SINGAPURA – Saya tiba di pintu depan Museum Peradaban Asia 15 menit sebelum dibuka Jumat lalu (26 Juni). Saya setengah berharap akan ada orang yang menunggu untuk masuk ke museum. Tapi secara realistis, saya tahu penyerbuan ke museum (dibandingkan dengan tujuan seperti Ikea dan toko bubble tea) sangat tidak mungkin.
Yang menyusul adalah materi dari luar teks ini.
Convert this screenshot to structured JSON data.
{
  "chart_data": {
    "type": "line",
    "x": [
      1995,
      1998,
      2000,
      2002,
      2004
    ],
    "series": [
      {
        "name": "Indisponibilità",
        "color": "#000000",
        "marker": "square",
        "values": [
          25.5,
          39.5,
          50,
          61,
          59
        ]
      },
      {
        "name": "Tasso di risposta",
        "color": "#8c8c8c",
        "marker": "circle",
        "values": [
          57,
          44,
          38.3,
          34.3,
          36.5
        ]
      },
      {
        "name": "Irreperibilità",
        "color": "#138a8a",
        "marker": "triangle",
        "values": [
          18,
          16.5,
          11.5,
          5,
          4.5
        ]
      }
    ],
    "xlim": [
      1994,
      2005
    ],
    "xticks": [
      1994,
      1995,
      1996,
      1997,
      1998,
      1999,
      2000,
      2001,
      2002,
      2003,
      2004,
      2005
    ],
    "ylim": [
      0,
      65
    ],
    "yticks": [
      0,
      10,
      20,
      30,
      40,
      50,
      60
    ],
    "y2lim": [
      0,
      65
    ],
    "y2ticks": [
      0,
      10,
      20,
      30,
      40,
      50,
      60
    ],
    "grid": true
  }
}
Namun, saya memiliki secercah harapan yang segera padam ketika saya menyadari bahwa ketiga wanita yang mengobrol di depan gedung itu adalah pemandu museum. Bahkan, ada sekitar delapan pemandu pada saat pintu museum dibuka pada pukul 10 pagi. Semua orang masuk menggunakan SafeEntry, suhu tubuhnya diperiksa, dan mengantri dengan cara yang jauh secara sosial. Meskipun merepotkan, semua orang tampak senang bisa kembali ke museum setelah lebih dari dua bulan pergi.
Saya mengangkat bahu mental dan berpikir, setidaknya saya memiliki seluruh tempat sebagian besar untuk diri saya sendiri. Itu adalah sesuatu yang saya ingat dari tahun-tahun pertumbuhan saya. Sementara orang tua saya membawa saya ke perpustakaan, mereka tidak pernah peduli dengan museum. Yang paling dekat kami datang ke lembaga warisan adalah perjalanan Haw Par Villa tahunan wajib.
Saya ingat menyelinap ke Museum Nasional tua sepulang sekolah ketika saya seharusnya belajar di perpustakaan. Saya sering menjadi satu-satunya jiwa, selain turis aneh, berderak di sekitar sekam kosong gedung.
Saya pikir museum kosong adalah norma sampai saya pergi ke pameran blockbuster di Tate Britain London. Saya benar-benar terperangah untuk melangkah ke galeri yang begitu padat sehingga semua orang harus beringsut dalam langkah-langkah kecil untuk melihat lukisan-lukisan itu. Saya kagum pada betapa seriusnya orang Barat mengambil bisnis museum ini.
Agar adil, orang Singapura telah mengembangkan lebih banyak kebiasaan pergi ke museum selama bertahun-tahun. Angka-angka dari Laporan Statistik Budaya menunjukkan bahwa sejak 2006, ketika pengunjung pertama kali menembus angka jutaan di museum nasional dan lembaga warisan, jumlahnya telah bertambah. Ini telah melayang sekitar lima juta dari 2016 hingga 2018, memuncak pada 5,4 juta pada 2017.
Bagian dari pertumbuhan harus dikaitkan dengan perluasan infrastruktur – jumlah museum dan lembaga warisan dua kali lipat selama periode yang sama.
Pertemuan kemakmuran ekonomi dan tingkat pendidikan yang lebih tinggi mungkin juga membantu pertumbuhan. Pergi ke museum adalah urusan aspiratif. Orang tua mengambil keturunan mereka dengan harapan bahwa generasi berikutnya memiliki akses ke hal-hal yang lebih baik dalam hidup.
Seni dan budaya, untuk sebagian besar sejarah manusia, telah menjadi domain kelas elit yang mampu mengejar waktu luang. Hanya dengan Revolusi Industri bahwa waktu luang menjadi komoditas massal dan dapat diakses oleh semua lapisan masyarakat. Kesadaran kelas tentang seni sebagai kemewahan, kesenangan, memiliki akar yang dalam.